Sandsten H., Beklioglu M. , Ince O.

HYDROBIOLOGIA, vol.537, pp.239-248, 2005 (Journal Indexed in SCI) identifier identifier

  • Publication Type: Article / Article
  • Volume: 537
  • Publication Date: 2005
  • Doi Number: 10.1007/s10750-004-3077-2
  • Title of Journal : HYDROBIOLOGIA
  • Page Numbers: pp.239-248
  • Keywords: coot, herbivory, submerged plants, alternative stable states, SUBMERGED MACROPHYTES, TEMPERATE LAKES, CYPRINUS-CARPIO, SAGO PONDWEED, SHALLOW, IMPACT, BIOMASS, DEPTH


It has been argued that waterfowl and fish may threaten growth of submerged macrophytes, especially in spring during the early growth phase when plant biomass is low.

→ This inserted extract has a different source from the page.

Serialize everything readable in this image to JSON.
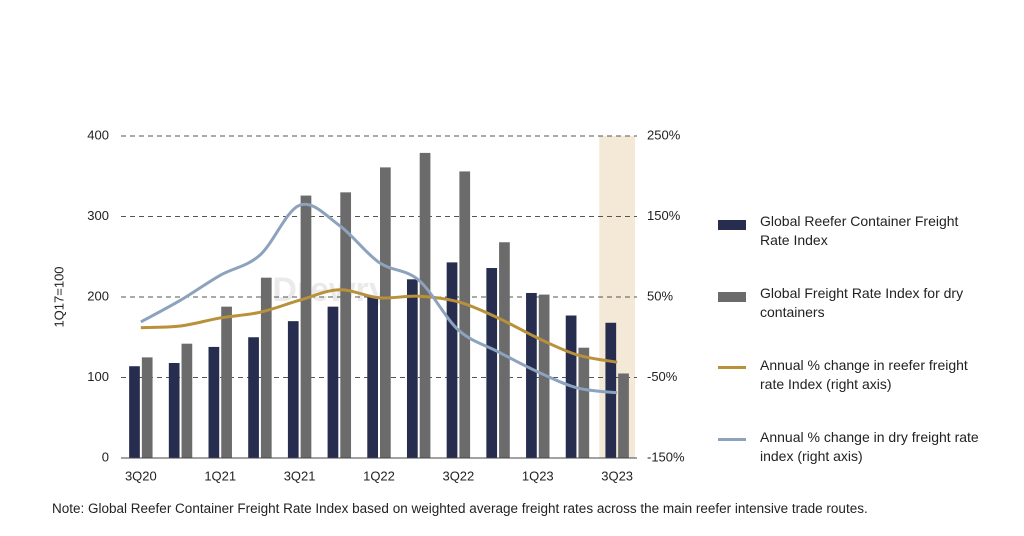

A small reduction of biomass at that time might delay growth or decrease subsequent productivity. We investigated the impact of waterfowl and large fish on the spring growth of fennel pondweed (Potamogeton pectinatus L.) by employing an exclosure experiment in the macrophyte-dominated clear-water Lake Mogan, Turkey. Birds and large fish were excluded from eight plots and both in situ vegetation and macrophytes kept in pots were compared to eight open plots. Also, to investigate the effect of periphyton on plant growth it was removed from half of the pot plants. Exclusion of waterfowl and fish may decrease predation on macroinvertebrates, which in turn may affect periphyton, and macrophyte growth, why macroinvertebrates also were sampled. Waterfowl density was high (15-70 ind. of coot, Fulica atra L. ha(-1)), abundance of submerged plants was also high with a surface coverage of 70-80%, and benthivorous fish were present, mainly tench, (Tinca tinca L.) and carp, (Cyprinus carpio L.). Exclusion of waterfowl and large fish did not significantly affect the spring growth of pondweed; neither plants growing in situ nor kept in pots. Removal of periphyton from the plants in the pots did not favour growth. The density of macroinvertebrates was not affected by the exclusion of waterfowl and large fish, but it was positively related to aboveground biomass of fennel pondweed. We suggest that even if waterfowl and large fish are in high densities, their effect on fennel pondweed spring growth in lakes with abundant submerged vegetation, such as Lake Mogan, is low.